Do gospodarzy należała jednak końcówka pierwszej odsłony. Po zagraniu z kornera Sporysza, Matejko będąc kilka metrów przed bramką, uderzył ponad poprzeczką (40 min). Później z kolei po dograniu Matejki, Natankowi zabrakło kilku centymetrów, by po wślizgu wepchnąć piłkę do siatki (44 min).
Jednak najlepszą pozycję do strzelenia gola miejscowi mieli w 47 min, kiedy po dograniu Matejki, w sytuacji sam na sam znalazł się Natanek, lecz przegrał on pojedynek z Kubiczkiem.
Przyjezdni nie zamierzali być dłużni. Adam Majdak trafił w poprzeczkę (60 min), a wchodzącemu na 5 metr Smolarkowi nie udało się zamknąć akcji S. Błasiaka (75 min).

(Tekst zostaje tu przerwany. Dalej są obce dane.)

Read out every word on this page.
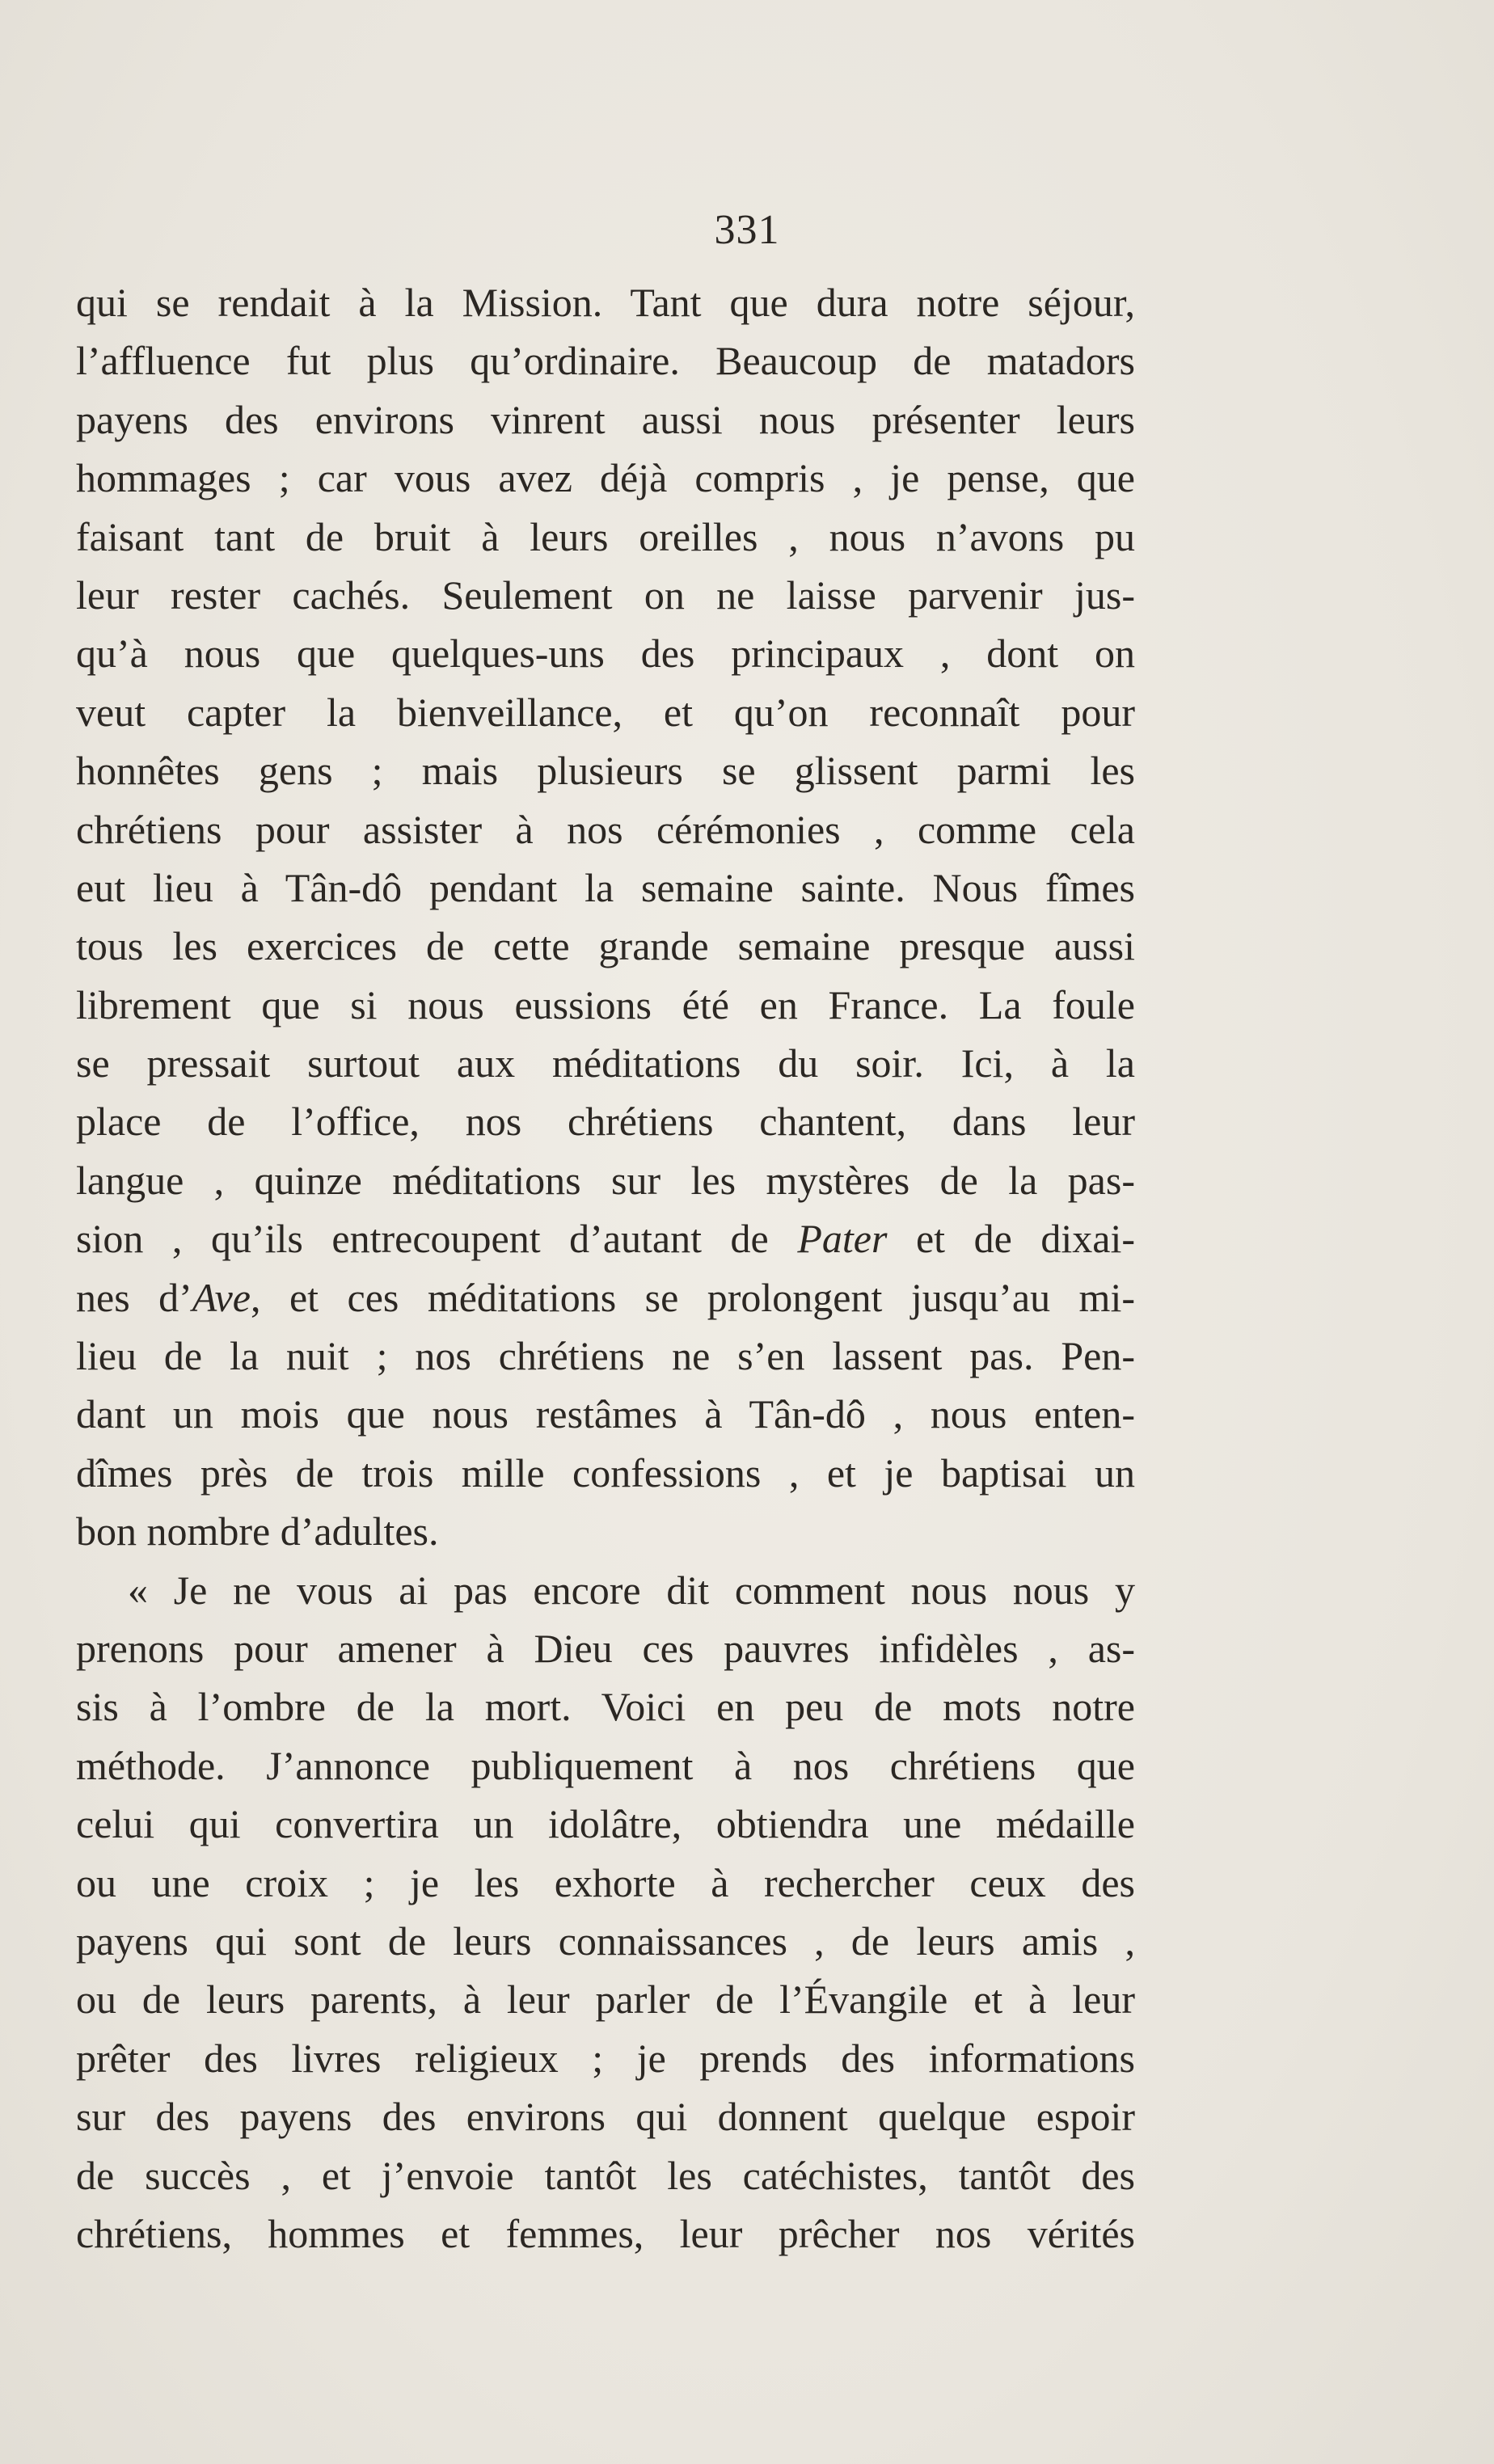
331
qui se rendait à la Mission. Tant que dura notre séjour,
l’affluence fut plus qu’ordinaire. Beaucoup de matadors
payens des environs vinrent aussi nous présenter leurs
hommages ; car vous avez déjà compris , je pense, que
faisant tant de bruit à leurs oreilles , nous n’avons pu
leur rester cachés. Seulement on ne laisse parvenir jus-
qu’à nous que quelques-uns des principaux , dont on
veut capter la bienveillance, et qu’on reconnaît pour
honnêtes gens ; mais plusieurs se glissent parmi les
chrétiens pour assister à nos cérémonies , comme cela
eut lieu à Tân-dô pendant la semaine sainte. Nous fîmes
tous les exercices de cette grande semaine presque aussi
librement que si nous eussions été en France. La foule
se pressait surtout aux méditations du soir. Ici, à la
place de l’office, nos chrétiens chantent, dans leur
langue , quinze méditations sur les mystères de la pas-
sion , qu’ils entrecoupent d’autant de Pater et de dixai-
nes d’Ave, et ces méditations se prolongent jusqu’au mi-
lieu de la nuit ; nos chrétiens ne s’en lassent pas. Pen-
dant un mois que nous restâmes à Tân-dô , nous enten-
dîmes près de trois mille confessions , et je baptisai un
bon nombre d’adultes.
« Je ne vous ai pas encore dit comment nous nous y
prenons pour amener à Dieu ces pauvres infidèles , as-
sis à l’ombre de la mort. Voici en peu de mots notre
méthode. J’annonce publiquement à nos chrétiens que
celui qui convertira un idolâtre, obtiendra une médaille
ou une croix ; je les exhorte à rechercher ceux des
payens qui sont de leurs connaissances , de leurs amis ,
ou de leurs parents, à leur parler de l’Évangile et à leur
prêter des livres religieux ; je prends des informations
sur des payens des environs qui donnent quelque espoir
de succès , et j’envoie tantôt les catéchistes, tantôt des
chrétiens, hommes et femmes, leur prêcher nos vérités
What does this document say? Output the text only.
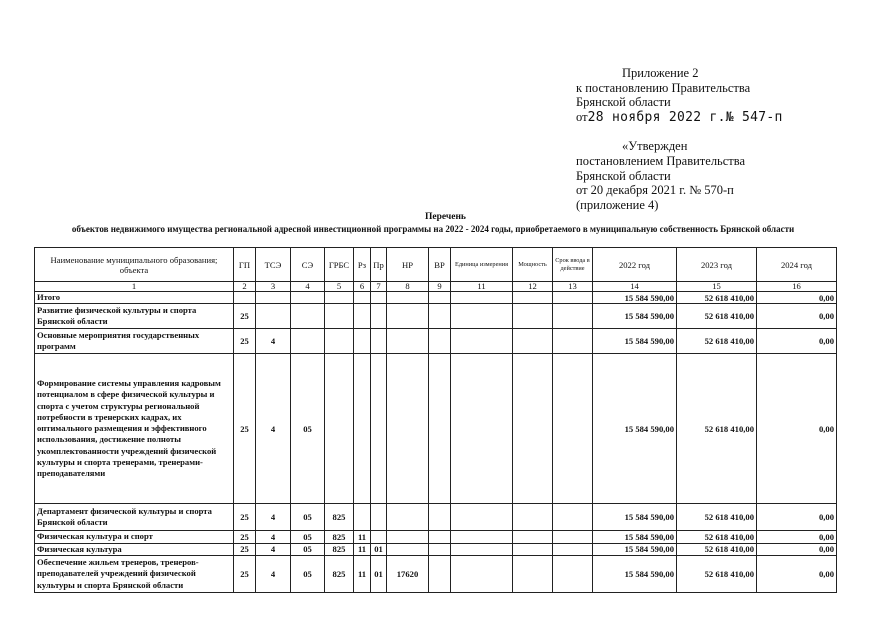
Приложение 2
к постановлению Правительства
Брянской области
от28 ноября 2022 г.№ 547-п
«Утвержден
постановлением Правительства
Брянской области
от 20 декабря 2021 г. № 570-п
(приложение 4)
Перечень
объектов недвижимого имущества региональной адресной инвестиционной программы на 2022 - 2024 годы, приобретаемого в муниципальную собственность Брянской области
Наименование муниципального образования; объекта	ГП	ТСЭ	СЭ	ГРБС	Рз	Пр	НР	ВР	Единица измерения	Мощность	Срок ввода в действие	2022 год	2023 год	2024 год
1	2	3	4	5	6	7	8	9	11	12	13	14	15	16
Итого												15 584 590,00	52 618 410,00	0,00
Развитие физической культуры и спорта Брянской области	25											15 584 590,00	52 618 410,00	0,00
Основные мероприятия государственных программ	25	4										15 584 590,00	52 618 410,00	0,00
Формирование системы управления кадровым потенциалом в сфере физической культуры и спорта с учетом структуры региональной потребности в тренерских кадрах, их оптимального размещения и эффективного использования, достижение полноты укомплектованности учреждений физической культуры и спорта тренерами, тренерами-преподавателями	25	4	05									15 584 590,00	52 618 410,00	0,00
Департамент физической культуры и спорта Брянской области	25	4	05	825								15 584 590,00	52 618 410,00	0,00
Физическая культура и спорт	25	4	05	825	11							15 584 590,00	52 618 410,00	0,00
Физическая культура	25	4	05	825	11	01						15 584 590,00	52 618 410,00	0,00
Обеспечение жильем тренеров, тренеров-преподавателей учреждений физической культуры и спорта Брянской области	25	4	05	825	11	01	17620					15 584 590,00	52 618 410,00	0,00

W 80 min wychodzący na czystą pozycję Natanek został wycięty przez Mysłajka i sędzia wskazał "na wapno". Sprawiedliwość wymierzył sam poszkodowany. Niespełna dwie minuty później Krywult trafił w spojenie. Wreszcie Kubiczek był bezradny wobec mierzonego tuż przy słupku strzału Oczkowskiego.
- Wreszcie szczęście uśmiechnęło się do nas. Ostatnio bardzo nam go brakowało - mówi Dariusz Buczek, kierownik drużyny Wilamowic.
- _Mamy w zespole trochę kontuzji. Nie boję się jednak dawać szansy młodzieży. Musi się ona uczyć przed następnym sezonem, w którym zamierzamy walczyć o awans - _podkreśla trener Czańca Wojciech Madej.
(zab)
Soła Kobiernice - Rekord
Bielsko-Biała
0-2 (0-0)
0-1 Szymura 65, 0-2 Drewniak 85.
Sędziował Krzysztof Caputa ze Skoczowa. Żółte kartki: Michał Witkowski, Wadoń - Drewniak, Ulanowski. Widzów: 100
Soła: Szwed - Michał Witkowski, Bąk (80 Sadlik), Filimowski, Wadoń, Gilek (86 Gniłko), Kawalec (75 Konieczny), Szlagor - Kurzydło, Dudzic
Rekord: Niedziółka - Burski (81 Szewczyk), Fotek, Małecki, Brutkowski, Bubec (87 Klimont), Drewniak (87 Chudzik), Szymura (77 Piechówka), Czernek.
To był mecz za 6 punktów dla obu zespołów. W razie wygranej Soła mogła być pewna już utrzymania. Dla Rekordu była to szansa z kolei, aby zrównać się w tabeli z "jedenastką" z Kobiernic.
Pierwsze minuty przebiegały pod dyktando gości, którzy zaczęli odważnie, chociaż początkowo nie potrafili zagrozić bramce Soły. Lepiej w 8 min przymierzył Kawalec, ale bramkarza Rekordu był na posterunku.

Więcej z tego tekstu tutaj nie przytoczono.